Before I came here, I thought of teaching as a simple and relaxing occupation, somewhat akin to professional mattress testing or food sampling. After all, a teacher had a comprehensive grasp of his or her subject, so the actual teaching part was simple: just go into the classroom and talk about whatever bit of knowledge strikes you as important. Unfortunately, this has not proved to be the case.

I had also been told that in Chinese culture, teachers are held in high regard and are treated with reverence and respect. I had visions of students clustering eagerly around me, pleading with me to dispense just one more gem from the English language. The textbook I was given only reinforced this delusion with such ridiculous propositions as “Have the students form themselves into small groups to discuss the environmental challenges facing the world today. Because of the specialized vocabulary, some students may be tempted to use some Chinese words. This should be discouraged.” I now suspect that the developers of the textbook created their exercises in a more rarified environment, such as the Garden of Eden.
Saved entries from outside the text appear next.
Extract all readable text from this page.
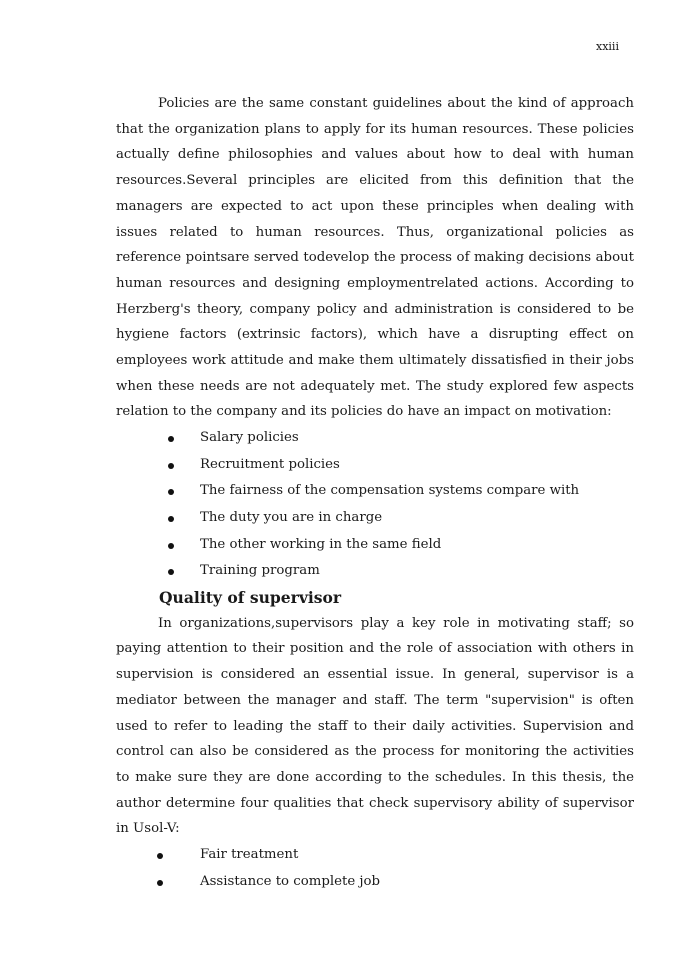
xxiii

Policies are the same constant guidelines about the kind of approach that the organization plans to apply for its human resources. These policies actually define philosophies and values about how to deal with human resources.Several principles are elicited from this definition that the managers are expected to act upon these principles when dealing with issues related to human resources. Thus, organizational policies as reference pointsare served todevelop the process of making decisions about human resources and designing employmentrelated actions. According to Herzberg's theory, company policy and administration is considered to be hygiene factors (extrinsic factors), which have a disrupting effect on employees work attitude and make them ultimately dissatisfied in their jobs when these needs are not adequately met. The study explored few aspects relation to the company and its policies do have an impact on motivation:

Salary policies
Recruitment policies
The fairness of the compensation systems compare with
The duty you are in charge
The other working in the same field
Training program
Quality of supervisor

In organizations,supervisors play a key role in motivating staff; so paying attention to their position and the role of association with others in supervision is considered an essential issue. In general, supervisor is a mediator between the manager and staff. The term "supervision" is often used to refer to leading the staff to their daily activities. Supervision and control can also be considered as the process for monitoring the activities to make sure they are done according to the schedules. In this thesis, the author determine four qualities that check supervisory ability of supervisor in Usol-V:

Fair treatment
Assistance to complete job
What I did not envision was a classroom full of students who snoozed at every opportunity, text-messaged their pals, chatted with their classmates in Chinese, and shouted “Class is over!” at each lull and "This is so boring! We hate it!" at every new activity. Clearly, this was going to be somewhat more challenging than I had imagined.

Thankfully, things like that usually only happen on the bad days. I hustle out the door at ten to eight, clutching my briefcase and water bottle, the two non-negotiables of teaching. I drink a lot of water. The first thing I do when I leave the building is sweat; Shanghai is on the same latitude as Austen, Texas, and the low altitude and coastal setting make for some hot, humid days. It would be warm even if the classrooms had air conditioning (which, naturally, they do not), but I make do by swigging water like it’s going out of style and keeping the shirt sleeves rolled up and windows open.

I teach 8:00-4:00, Monday through Thursday, which keeps me hopping. Each class has its own personality, and what flies with my studious and subdued Class 1 usually blows up in my face with my raucous Class 4 or the downright adverserial Class 2. That means that I always have to be ready to change up the plan if things get too hairy.

Part of the problem is that intermediate foreign-language study is not as fascinating a subject as, for instance, boyfriends and mobile phones (two topics my students are deeply interested in). So I try to compensate by being highly animated and by involving the students as much as possible. This caused some problems early on with my students, who were more used to traditional Chinese lecture methods. “Stop walking around!” they complained. “You make us feel sick!” At the beginning, the most common question I got from my students is “Are you crazy?”

After class, I generally stagger back to my office and collapse, but I rouse myself to grade the seemingly never-ending stream of papers, to write tests, or to meet with students who have English (or non-English) questions to discuss.

In the evenings, I work on the next day’s lesson or spend time with Desiree. We also use this time to try to get closer to students by playing games, talking, watching movies, or doing anything else we can together when our school duties (on both sides) don't preclude it. It’s often difficult since everyone’s time is limited, but we continue to work on new ways of making friends.

This week was final exam week, and I bid a fond farewell to my students. Even in the space of three and a half short months, I've grown attached to them. Teaching here may not be the utopian lifestyle I had imagined it to be, but it is eminently rewarding and challenging. And for those who may be considering their options: I recommend it over mortgage brokering.